The neighbors said the house has been gutted and a new roof and new furnace have been installed over the past two months.

Fiscus said he does not think the owner needs any zoning variances to work on the house. He said he would have someone from the zoning board check to see if construction has gone past the point where the owner would need a variance. If it has, the manager said he could issue a “cease and desist” order.

Madden cited a similar case from the 1980s, when MCAR took over a house on Myrtle Place near Wengler Avenue. The residence was zoned single-family residential. MCAR bought the house and used it as a group home.

“We challenged it. We lost,” Madden said. “The court ruled that people coming and living together make a single family. It’s not the traditional family that you and I think of is a family and we wish were the law. Unfortunately, it is not. Since it’s a single family residential unit, they’re permitted to live there and we can’t stop them. They don’t need a variance. They don’t need a special exception. They don’t need council’s permission. They just have a right to do it whether we like it or not.”

Other Sharon residents at the meeting said the group home would provide a necessary service for its residents.

“What is so bad with a group home?” asked Carol Schwartz, Sharon resident. “My brother-in-law lived in a group home right up by the park. No problems whatsoever. My brother-in-law was there because his parents had passed away. The house got sold so the state stepped in, moved him to a group home. He was well taken care of, he was safe, there was never any issues.”

Alan Yingling, who lives in the area, said the laws protect those who need residential treatment, but not residents who have homes near group facilities.

“The problem is not giving people the help that they need,” Yingling said. “But who else needs help is the people that have lived here. Everybody’s worked to keep their houses going. As soon as this goes in our property value immediately drops. Where is my protection for my investment?”
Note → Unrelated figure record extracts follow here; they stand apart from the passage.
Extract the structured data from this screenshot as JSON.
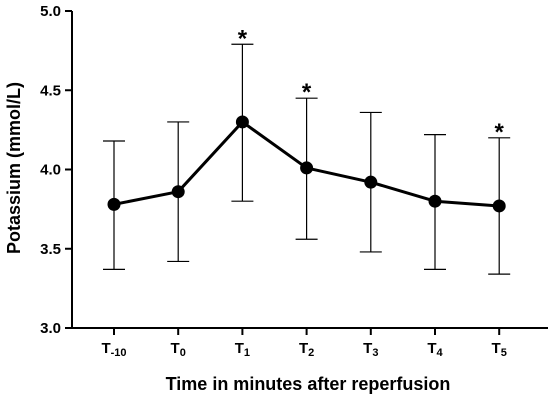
{
  "chart_data": {
    "type": "line",
    "title": "",
    "xlabel": "Time in minutes after reperfusion",
    "ylabel": "Potassium (mmol/L)",
    "ylim": [
      3.0,
      5.0
    ],
    "yticks": [
      "3.0",
      "3.5",
      "4.0",
      "4.5",
      "5.0"
    ],
    "grid": false,
    "categories": [
      {
        "base": "T",
        "sub": "-10"
      },
      {
        "base": "T",
        "sub": "0"
      },
      {
        "base": "T",
        "sub": "1"
      },
      {
        "base": "T",
        "sub": "2"
      },
      {
        "base": "T",
        "sub": "3"
      },
      {
        "base": "T",
        "sub": "4"
      },
      {
        "base": "T",
        "sub": "5"
      }
    ],
    "series": [
      {
        "values": [
          3.78,
          3.86,
          4.3,
          4.01,
          3.92,
          3.8,
          3.77
        ],
        "error_upper": [
          4.18,
          4.3,
          4.79,
          4.45,
          4.36,
          4.22,
          4.2
        ],
        "error_lower": [
          3.37,
          3.42,
          3.8,
          3.56,
          3.48,
          3.37,
          3.34
        ],
        "color": "#000000"
      }
    ],
    "significance_marker": "*",
    "significant_indices": [
      2,
      3,
      6
    ]
  }
}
Yingling said Sharon neighborhoods are becoming filled with more rental properties than home owners.

“Where is the line going to get drawn where we say, ‘Hey, this is all we have left.’ Are we going to save it, or are we going to let it go?” Yingling asked. “I have no problem with people getting help. What I have a problem with is the last bit of neighborhoods we have getting ruined and just depreciating.”

Council President Molly Bundrant said there was very little Sharon officials could do.

“Do you understand what we’re saying, that this is bigger than us?” Bundrant said. “We understand you’re upset. We’re just as frustrated as you are. But I need you to understand this is out of our control.”

Councilman Bob Lucas advised residents to take the matter to authorities in Harrisburg.

“Basically, the only resolution you guys have is to go to your state rep and state senator and have them change the law,” Lucas said. “The only thing we can do is if that house comes to fruition and it’s a nuisance, after so many nuisance calls, there are steps we can take.”

One neighbor asked if Sharon was going to become a dumping ground.

Fiscus said he took some offense at that statement.

“I think Sharon has a lot of good neighborhoods and all the council people are working hard to maintain that,” Fiscus said. “There’s group homes all over the Shenango Valley. It’s not centered in Sharon. Often you don’t even know they’re there.”

Fiscus said on behalf of the fire and code departments and the city, they are going to do everything possible to support the neighbors around Quarry Place.

“We’re going to do everything we can to support you. Everything we can to make sure the requirements that we can enforce are enforced,” he said. “This is not just a Sharon issue.”